A couple of years ago, John Cassidy of The New Yorker interviewed leading economists from the Chicago School and related institutions, in the wake of the financial meltdown. It’s an interesting set of conversations with a group who collectively didn’t quite see it coming, and can’t quite manage to adjust to the fact that it did. By way of a contrast, I just came across this piece, originally from 2009, by James Galbraith, naming names of those economists who, as he puts it, ‘got it right’. This includes Marxists like Harvey, Brenner, and Meiksins Wood (‘habitual cassandras’), as well as more mainstream economists such as Wynne Godley and Dean Baker. The older I get, the more I think the only useful qualification I have is A-level Economics (as taught by a Guardian reading, William Keegan recommending teacher). Speaking of which, here is Galbraith being rude about Milton Friedman and the legacy of monetarism.

Things I now know about credit rating agencies

The downgrading of the USA’s credit rating last week, amidst more general financial chaos, has elicited a flurry of commentary on the authority of the credit rating agencies. Paul Krugman suggests that they deserve no standing – these are the people who systematically underestimated the risks involved in sub-prime mortgage lending, didn’t spot anything wrong with Enron, and so on.  It seems, also, that they might have got the maths wrong in their calculations about medium- and long-term US debt projections. On this view, the problem revealed by the downgrading is the unfettered power of the credit ratings agencies – there is plenty of discussion of what to do about them, echoing previous moments when this question of the accountability of rating agencies has arisen.

On the other hand, John Cassidy at The New Yorker suggests that the downgrade from AAA status by Standard and Poor’s should be seen as a public service – a kind of wake-up call to a dysfunctional political system about the need to address the relationship between US government spending, revenue raising, and debt. Layna Mosley provides an interpretation of how the S&P decision might be indicative of broader changes in the relations between financial markets and government policy making.

I have nothing profound to add to this debate – it’s not really my area, but it does throw light on the complex relationships between private actors and public action. There is a literature on this of course, some of which looks at the credit rating agencies. Timothy Sinclair has written a book about their operations, The New Masters of Capital, exploring ‘the politics of creditworthiness’. He has also written more recently about how the rating agencies become ‘objects of blame’ at moments of financial crisis. A standard line is to present these agencies as wholly unaccountable. In fact, they are embedded in the formal regulatory regimes of US and global financial markets – the big three of Moody’s, Standard and Poor’s, Fitch are formally ‘Nationally Recognized Statistical Rating Organizations’ – their ratings are central to the regulatory practices of all sorts of other public and private institutions. There is a history to this exemplary case of private authority in public governance, of course.

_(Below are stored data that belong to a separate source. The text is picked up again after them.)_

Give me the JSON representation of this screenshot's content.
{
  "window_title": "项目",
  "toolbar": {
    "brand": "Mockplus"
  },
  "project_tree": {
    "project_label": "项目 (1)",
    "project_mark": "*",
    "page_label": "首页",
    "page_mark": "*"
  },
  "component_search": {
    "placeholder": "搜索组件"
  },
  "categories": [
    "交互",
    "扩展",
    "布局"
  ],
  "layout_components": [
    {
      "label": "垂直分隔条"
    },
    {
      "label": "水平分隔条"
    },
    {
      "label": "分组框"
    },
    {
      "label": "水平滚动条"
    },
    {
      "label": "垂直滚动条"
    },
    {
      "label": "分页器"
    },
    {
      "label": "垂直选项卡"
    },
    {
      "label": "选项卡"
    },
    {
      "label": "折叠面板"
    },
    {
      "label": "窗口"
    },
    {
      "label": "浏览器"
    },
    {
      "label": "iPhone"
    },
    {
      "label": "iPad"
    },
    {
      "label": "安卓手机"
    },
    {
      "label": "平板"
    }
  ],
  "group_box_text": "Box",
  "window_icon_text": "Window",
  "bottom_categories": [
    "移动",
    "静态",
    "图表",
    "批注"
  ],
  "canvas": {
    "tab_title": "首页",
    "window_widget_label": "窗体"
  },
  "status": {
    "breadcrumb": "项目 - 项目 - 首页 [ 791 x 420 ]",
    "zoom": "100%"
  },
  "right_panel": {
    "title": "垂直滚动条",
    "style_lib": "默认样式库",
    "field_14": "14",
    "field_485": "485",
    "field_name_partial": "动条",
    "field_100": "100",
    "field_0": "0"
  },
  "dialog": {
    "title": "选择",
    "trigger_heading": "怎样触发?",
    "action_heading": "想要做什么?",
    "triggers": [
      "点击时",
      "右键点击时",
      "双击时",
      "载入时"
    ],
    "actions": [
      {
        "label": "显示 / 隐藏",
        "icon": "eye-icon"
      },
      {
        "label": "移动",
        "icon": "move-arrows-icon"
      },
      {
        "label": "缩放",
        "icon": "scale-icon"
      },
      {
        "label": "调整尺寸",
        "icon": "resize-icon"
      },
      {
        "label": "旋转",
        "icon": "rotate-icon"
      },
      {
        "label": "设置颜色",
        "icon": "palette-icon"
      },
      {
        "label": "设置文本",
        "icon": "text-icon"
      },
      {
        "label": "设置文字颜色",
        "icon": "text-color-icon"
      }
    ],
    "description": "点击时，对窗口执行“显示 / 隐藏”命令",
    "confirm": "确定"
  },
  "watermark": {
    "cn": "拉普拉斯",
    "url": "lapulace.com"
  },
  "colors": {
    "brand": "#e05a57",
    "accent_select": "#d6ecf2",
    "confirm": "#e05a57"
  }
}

It’s easy to criticize the operations of the agencies over the last decade or so, and easy too to bemoan the apparent paradox of private organisations having such sway over the public actions of states and governments. But buried somewhere in these narratives are actually some interesting issues about the force and accountability of ‘reputation’ and mere ‘opinions’ in shaping global institutional frameworks of capital flow, risk-assessment, and investment – there is a specific range of registers of publicity through which these private agencies circulate their calculations, predictions and assessments.